A sack of hundred dollar bills being slightly covered with a mini house, both sitting on the edge of a paper that says Reverse Mortgage.

Image source: Getty Images.

Reverse mortgage basics

Reverse mortgages, otherwise known as home equity conversion mortgages (HECM), were created in 1980 as a product designed to help seniors stay solvent while remaining in their homes.

With a regular mortgage, you pay the bank monthly installments. With a reverse mortgage, the bank pays you -- a nice change of pace and cash flow. You withdraw money against the equity in your home, and the loan doesn't come due until you sell the home, move out of it, or die.

The amount you're eligible to receive is based on a formula that takes into account your age, the equity in your home, its market value, and the interest rate you'll be paying. You can take the reverse mortgage funds as a lump sum, a monthly payment, or a line of credit.

There are some notable downsides to this type of loan, however: It often carries substantial fees, including origination fees, closing costs (similar to a regular mortgage), and mortgage insurance premiums. All these can generally be rolled right into the loan -- which means you'll pay little or no money out of your own pocket at the beginning. Ultimately, though, this will increase the amount of money the bank is entitled to receive once the loan is terminated.

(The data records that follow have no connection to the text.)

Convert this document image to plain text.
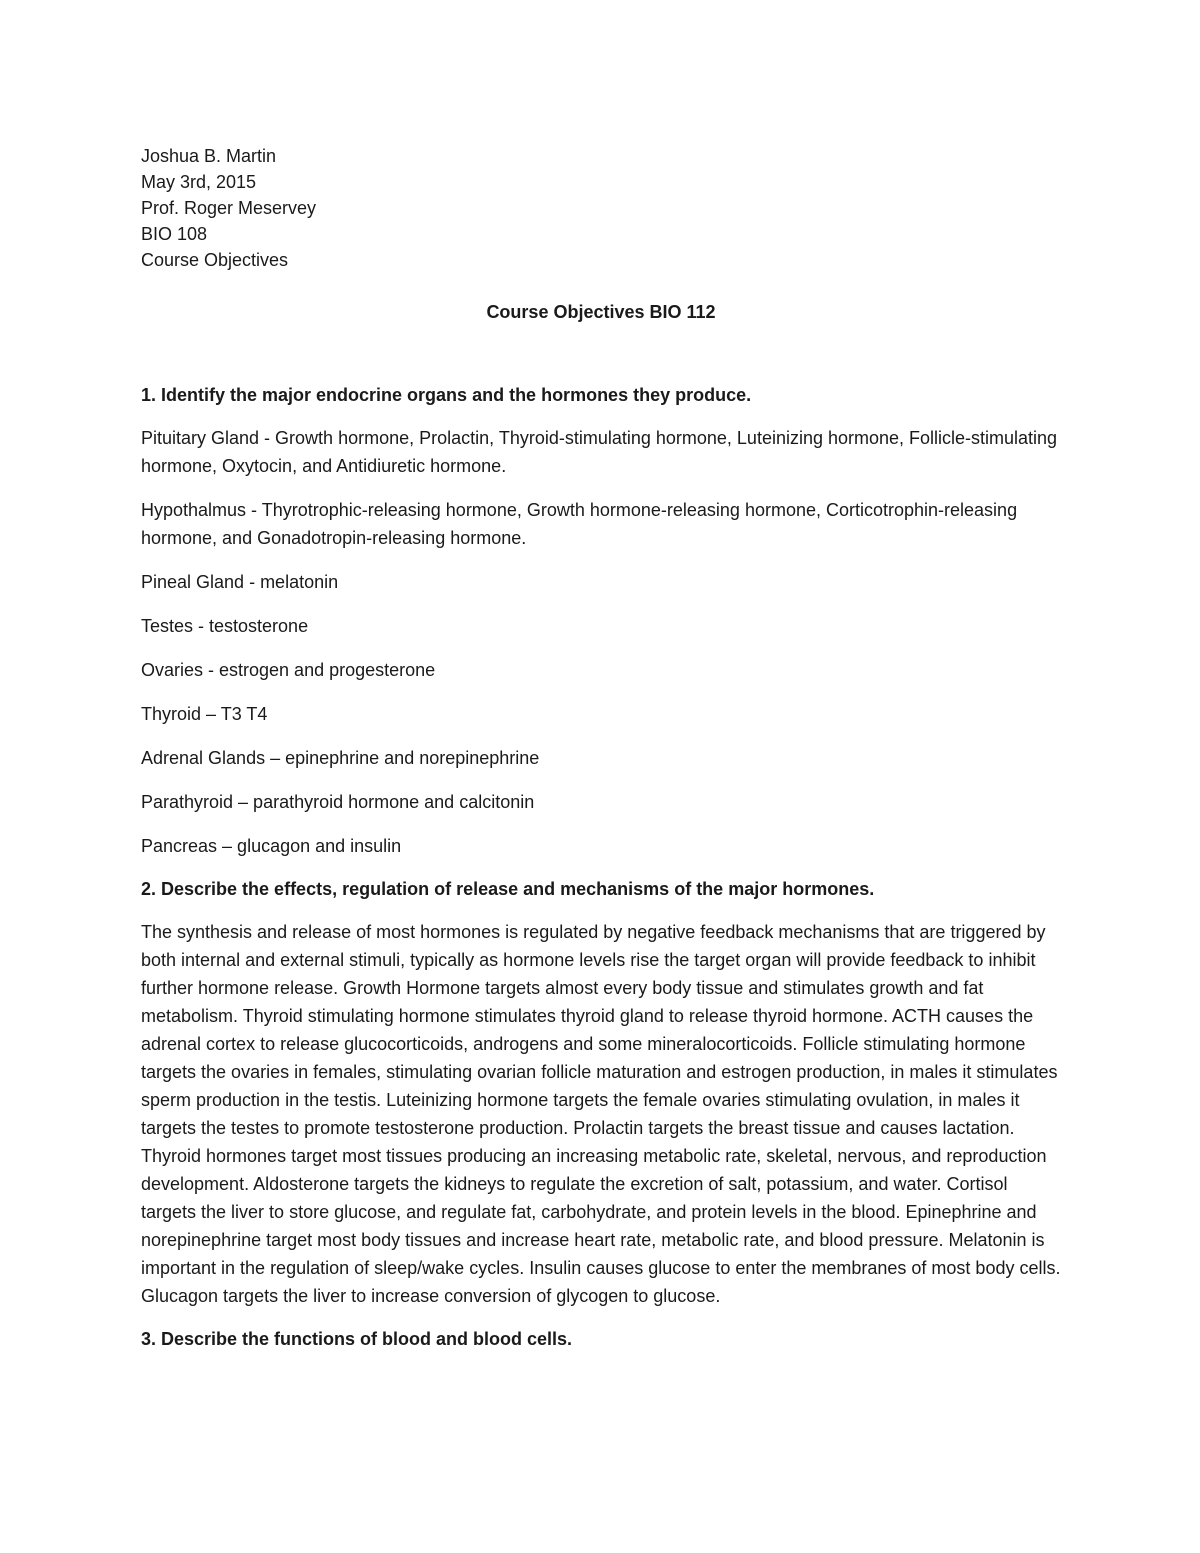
Joshua B. Martin

May 3rd, 2015

Prof. Roger Meservey

BIO 108

Course Objectives

Course Objectives BIO 112

1. Identify the major endocrine organs and the hormones they produce.

Pituitary Gland - Growth hormone, Prolactin, Thyroid-stimulating hormone, Luteinizing hormone, Follicle-stimulating hormone, Oxytocin, and Antidiuretic hormone.

Hypothalmus - Thyrotrophic-releasing hormone, Growth hormone-releasing hormone, Corticotrophin-releasing hormone, and Gonadotropin-releasing hormone.

Pineal Gland - melatonin

Testes - testosterone

Ovaries - estrogen and progesterone

Thyroid – T3 T4

Adrenal Glands – epinephrine and norepinephrine

Parathyroid – parathyroid hormone and calcitonin

Pancreas – glucagon and insulin

2. Describe the effects, regulation of release and mechanisms of the major hormones.

The synthesis and release of most hormones is regulated by negative feedback mechanisms that are triggered by both internal and external stimuli, typically as hormone levels rise the target organ will provide feedback to inhibit further hormone release. Growth Hormone targets almost every body tissue and stimulates growth and fat metabolism. Thyroid stimulating hormone stimulates thyroid gland to release thyroid hormone. ACTH causes the adrenal cortex to release glucocorticoids, androgens and some mineralocorticoids. Follicle stimulating hormone targets the ovaries in females, stimulating ovarian follicle maturation and estrogen production, in males it stimulates sperm production in the testis. Luteinizing hormone targets the female ovaries stimulating ovulation, in males it targets the testes to promote testosterone production. Prolactin targets the breast tissue and causes lactation. Thyroid hormones target most tissues producing an increasing metabolic rate, skeletal, nervous, and reproduction development. Aldosterone targets the kidneys to regulate the excretion of salt, potassium, and water. Cortisol targets the liver to store glucose, and regulate fat, carbohydrate, and protein levels in the blood. Epinephrine and norepinephrine target most body tissues and increase heart rate, metabolic rate, and blood pressure. Melatonin is important in the regulation of sleep/wake cycles. Insulin causes glucose to enter the membranes of most body cells. Glucagon targets the liver to increase conversion of glycogen to glucose.

3. Describe the functions of blood and blood cells.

Who should consider a reverse mortgage?

These types of lending instruments aren't right for everyone. First, if you're hoping to leave your home to your heirs, a reverse mortgage may be a poor choice. If your family's plan is to keep the house, they can do so by paying off the balance of your HECM once you die or move out -- but that could be an expensive proposition. Similarly, if you're expecting them to sell it (perhaps to simplify the splitting up of that inheritance), the share your heirs will receive from the proceeds may not be as much as you'd intended.

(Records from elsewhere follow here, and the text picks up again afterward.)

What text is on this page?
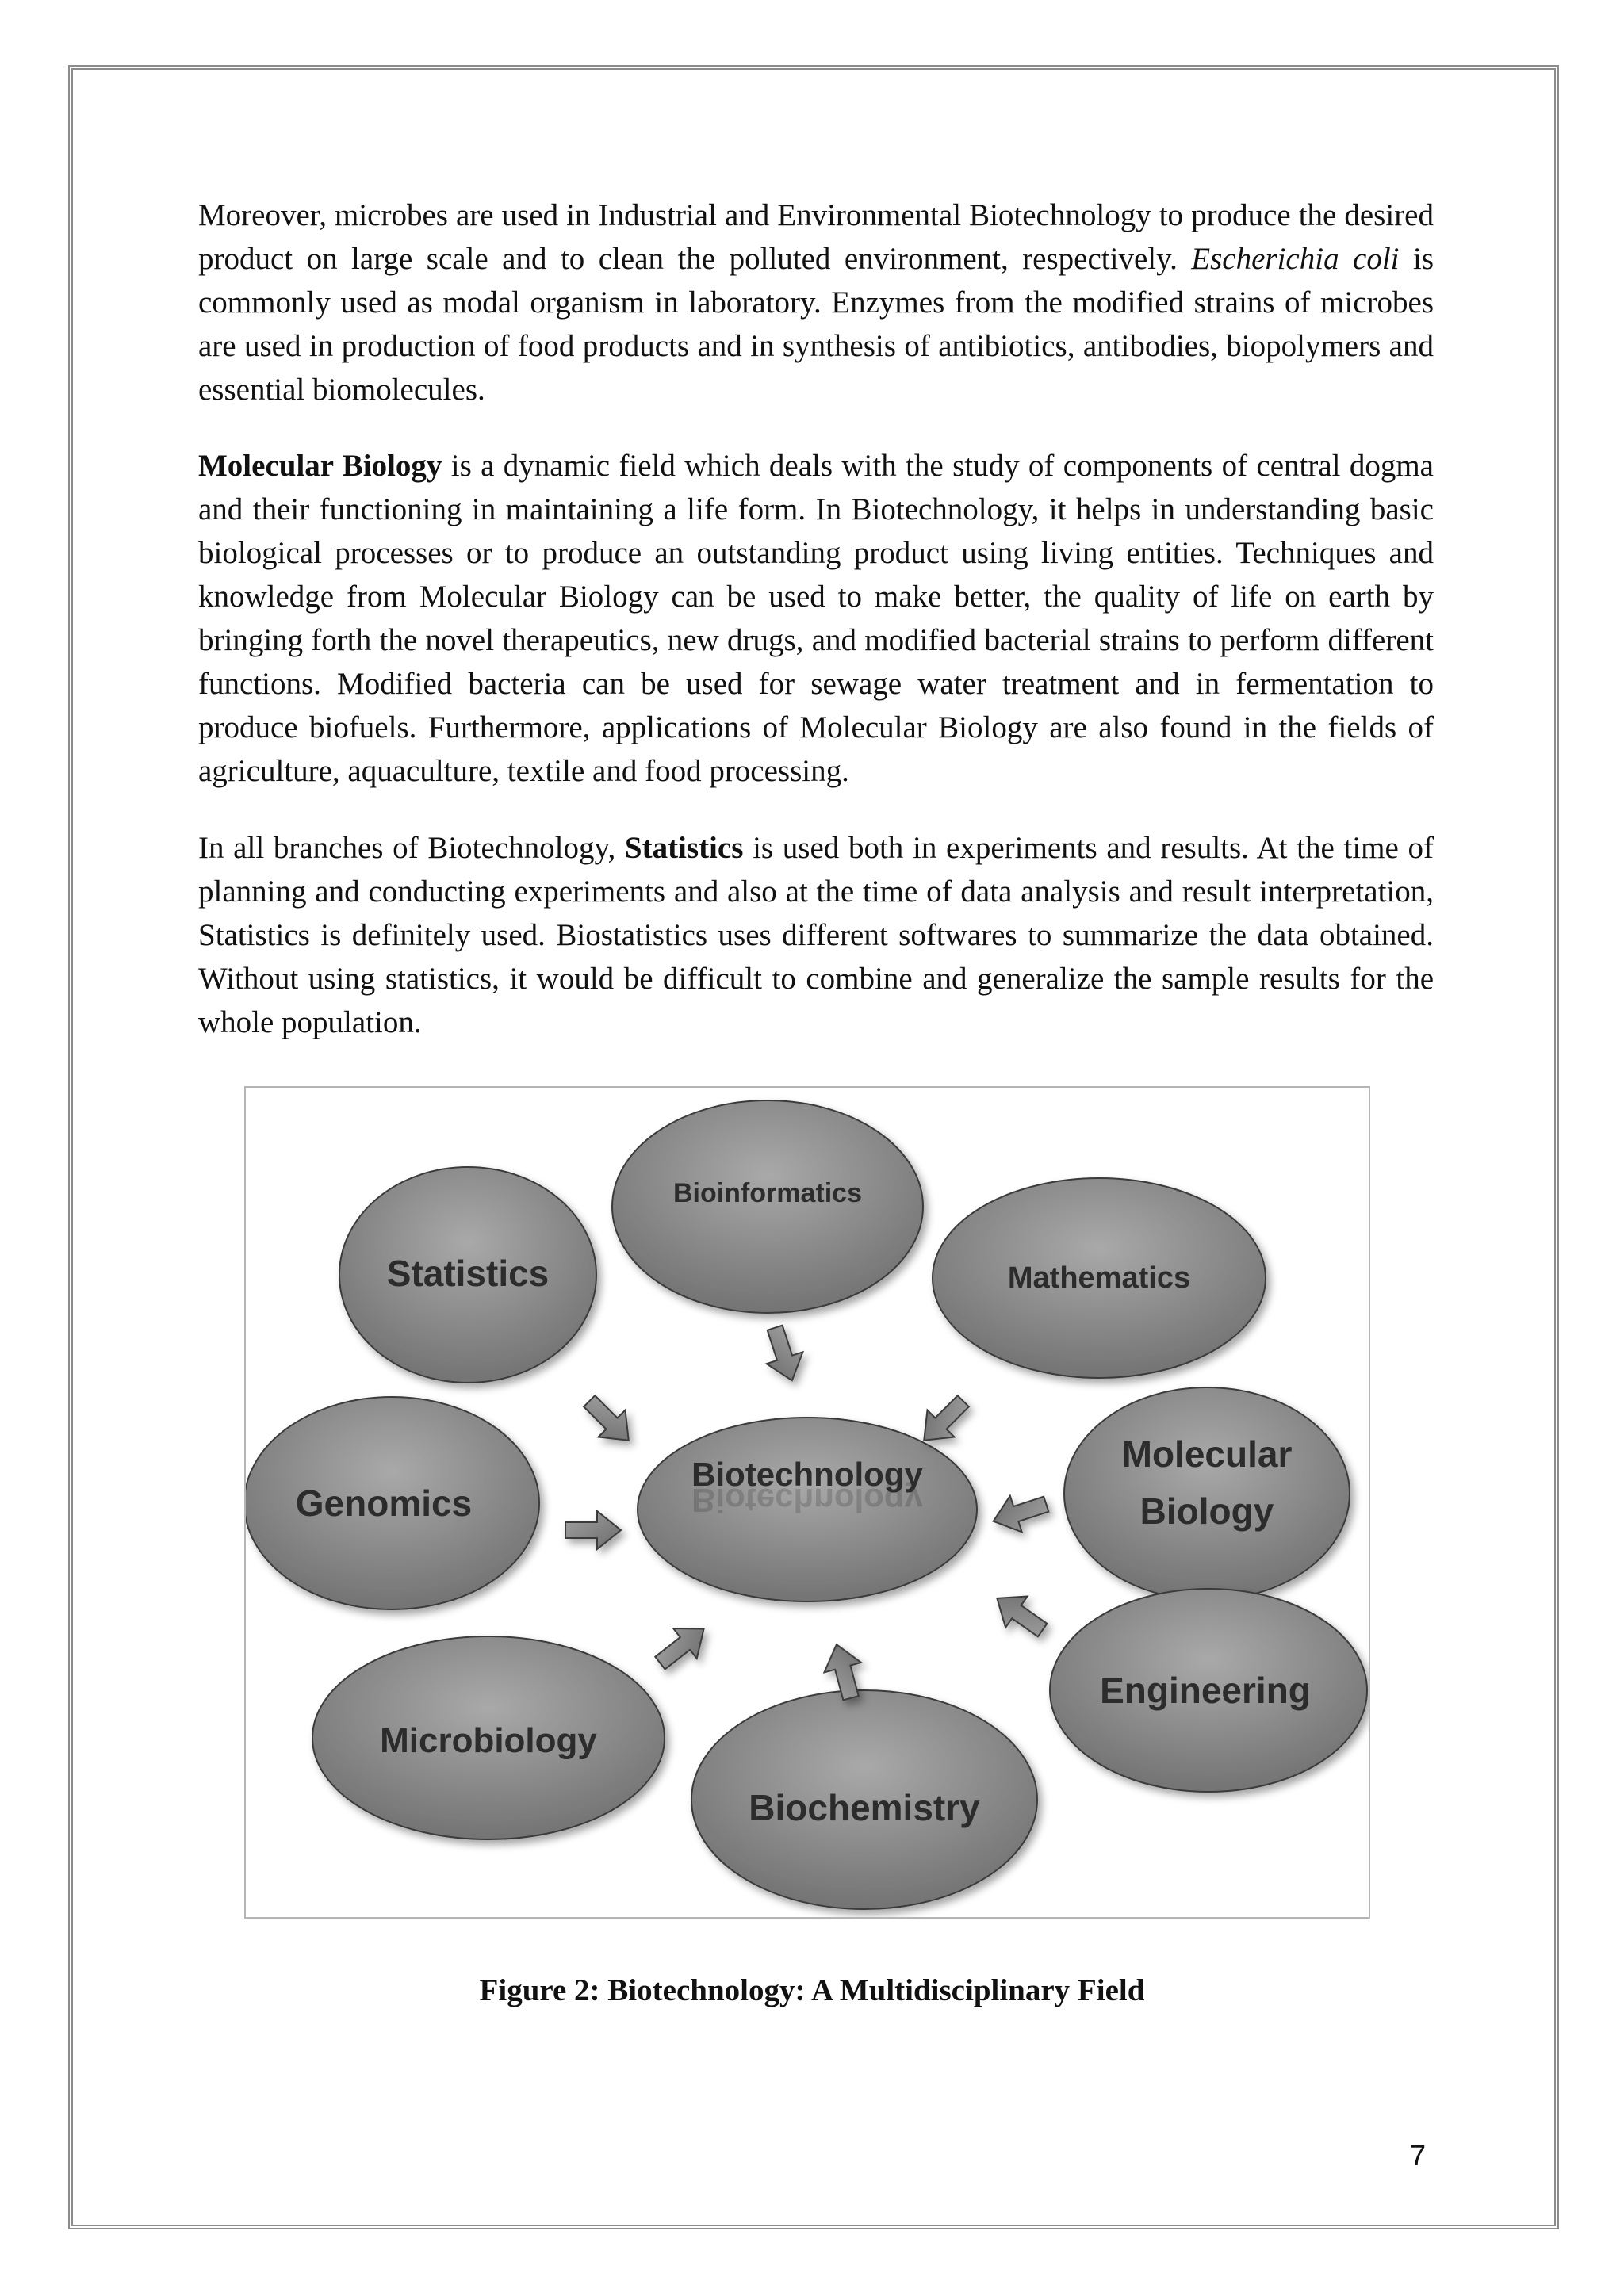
Moreover, microbes are used in Industrial and Environmental Biotechnology to produce the desired product on large scale and to clean the polluted environment, respectively. Escherichia coli is commonly used as modal organism in laboratory. Enzymes from the modified strains of microbes are used in production of food products and in synthesis of antibiotics, antibodies, biopolymers and essential biomolecules.

Molecular Biology is a dynamic field which deals with the study of components of central dogma and their functioning in maintaining a life form. In Biotechnology, it helps in understanding basic biological processes or to produce an outstanding product using living entities. Techniques and knowledge from Molecular Biology can be used to make better, the quality of life on earth by bringing forth the novel therapeutics, new drugs, and modified bacterial strains to perform different functions. Modified bacteria can be used for sewage water treatment and in fermentation to produce biofuels. Furthermore, applications of Molecular Biology are also found in the fields of agriculture, aquaculture, textile and food processing.

In all branches of Biotechnology, Statistics is used both in experiments and results. At the time of planning and conducting experiments and also at the time of data analysis and result interpretation, Statistics is definitely used. Biostatistics uses different softwares to summarize the data obtained. Without using statistics, it would be difficult to combine and generalize the sample results for the whole population.

Bioinformatics
Statistics	Mathematics
Genomics
Biotechnology
Biotechnology
Molecular
Biology
Engineering
Microbiology
Biochemistry
Figure 2: Biotechnology: A Multidisciplinary Field
7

Second, if you're struggling just to keep up with the day-to-day costs of running the house, a reverse mortgage may not be the best idea. If you don't keep up with your taxes and home maintenance, the bank has the option to call the loan. But if you're simply looking to supplement your retirement income for peace of mind, it's a reasonable financial planning tool to investigate.

Will a reverse mortgage impact Social Security benefits?

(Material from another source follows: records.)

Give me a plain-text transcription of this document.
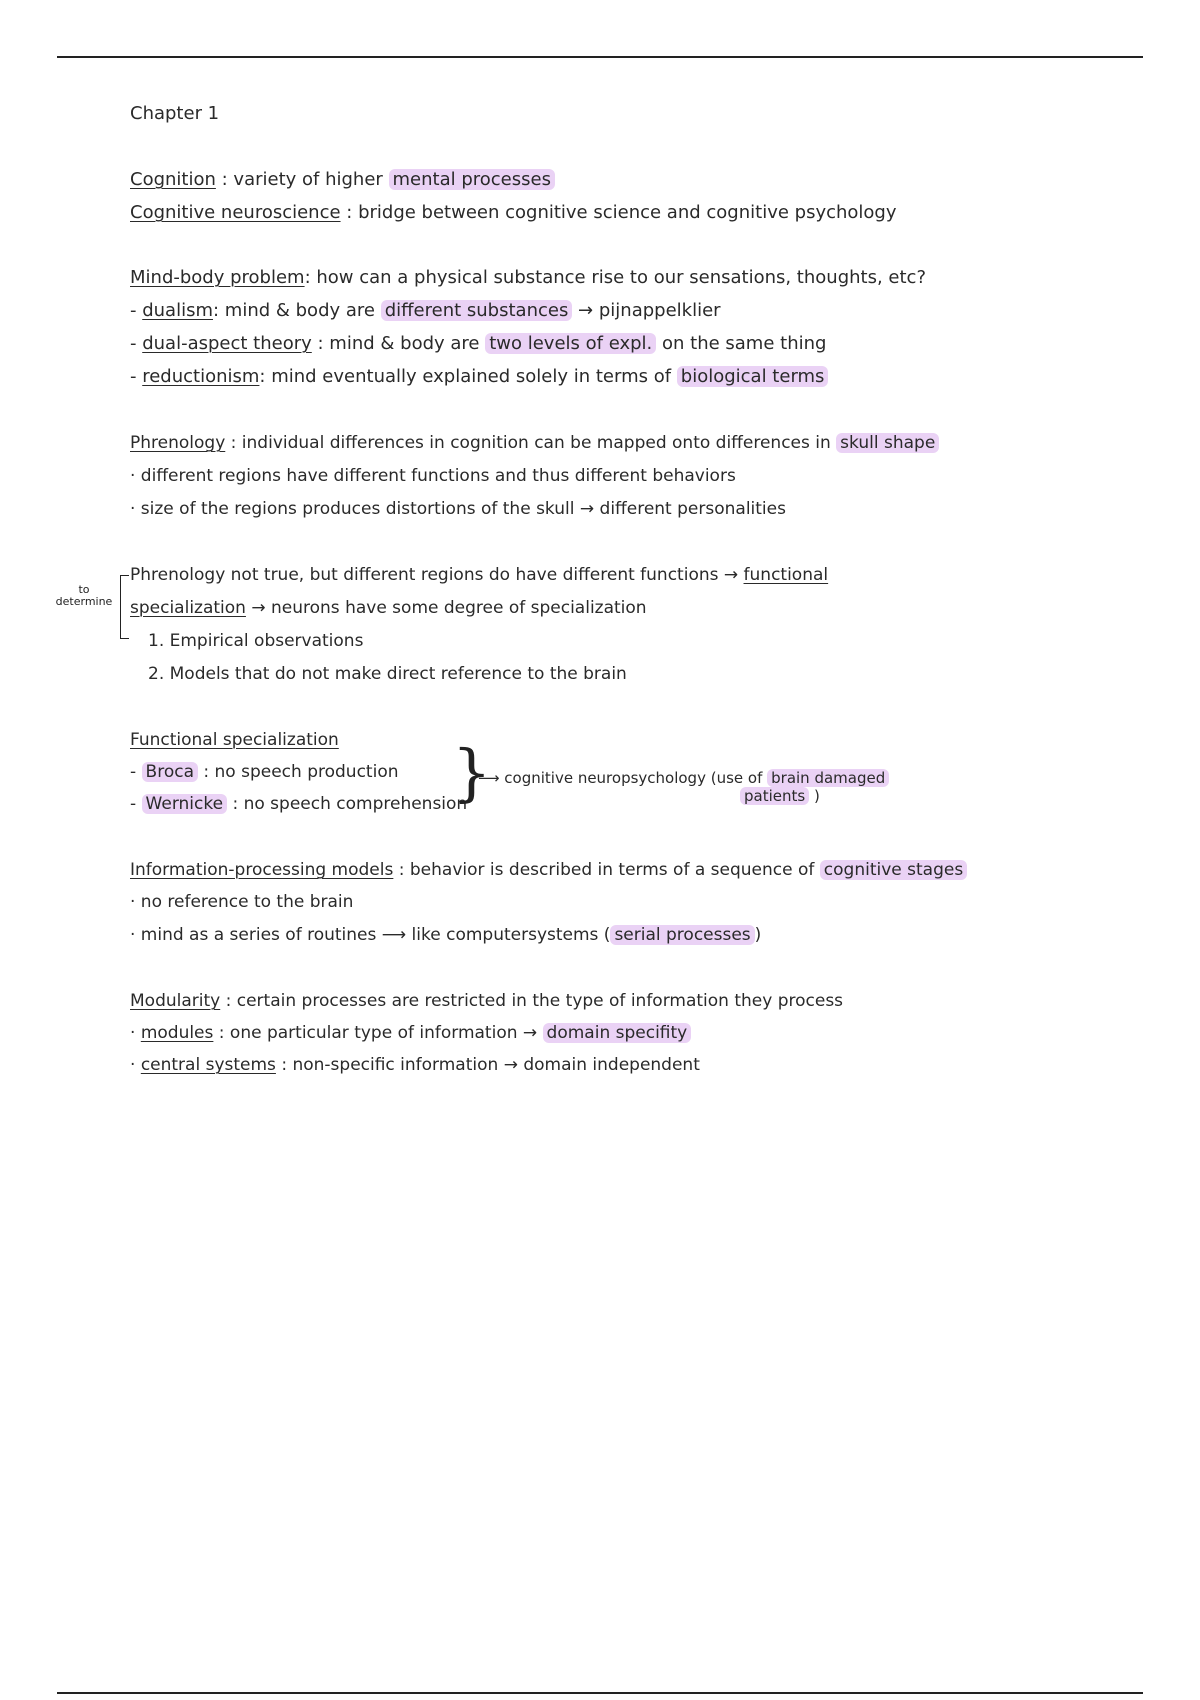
Chapter 1
Cognition : variety of higher mental processes
Cognitive neuroscience : bridge between cognitive science and cognitive psychology
Mind-body problem: how can a physical substance rise to our sensations, thoughts, etc?
- dualism: mind & body are different substances → pijnappelklier
- dual-aspect theory : mind & body are two levels of expl. on the same thing
- reductionism: mind eventually explained solely in terms of biological terms
Phrenology : individual differences in cognition can be mapped onto differences in skull shape
· different regions have different functions and thus different behaviors
· size of the regions produces distortions of the skull → different personalities
to
determine
Phrenology not true, but different regions do have different functions → functional
specialization → neurons have some degree of specialization
1. Empirical observations
2. Models that do not make direct reference to the brain
Functional specialization
- Broca : no speech production
- Wernicke : no speech comprehension
}
⟶ cognitive neuropsychology (use of brain damaged
patients )
Information-processing models : behavior is described in terms of a sequence of cognitive stages
· no reference to the brain
· mind as a series of routines ⟶ like computersystems ( serial processes )
Modularity : certain processes are restricted in the type of information they process
· modules : one particular type of information → domain specifity
· central systems : non-specific information → domain independent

Once you receive a reverse mortgage, you'll have more money at your disposal. But the good news is that it has no bearing on your Social Security benefits. Social Security is a "non-means-tested program" -- in other words, the amount of income you bring in will not impact your monthly benefit once you file. And though it might feel like income when you use it to pay your bills, technically, it's not. So you don't need to take Social Security into consideration when you're considering this type of loan.

Will a reverse mortgage impact Medicare benefits?

Medicare, too, is a non-means-tested government program, so you can rest assured that your benefits will not change. However, a reverse mortgage can have an effect on Medicaid and Supplemental Security Income (SSI) benefits, because those are based on your current financial assets.

If you're receiving either of those, it's best to speak to an elder law attorney or estate planning attorney to discuss how a reverse mortgage might affect your specific situation. If you take your reverse mortgage money as a line of credit, it generally won't have an impact, because those are not counted as liquid assets. But seeking professional advice is recommended if you're contemplating the possibility of going on Medicaid.

Retirement is supposed to be a time to relax and enjoy the fruits of your years of labor. But if you're constantly worrying that your money might not last as long as you do, your senior years may be fraught with anxiety instead of joy. A reverse mortgage can help take some of that pressure off, and enable you to enjoy your life without worrying about who's going to pay for it.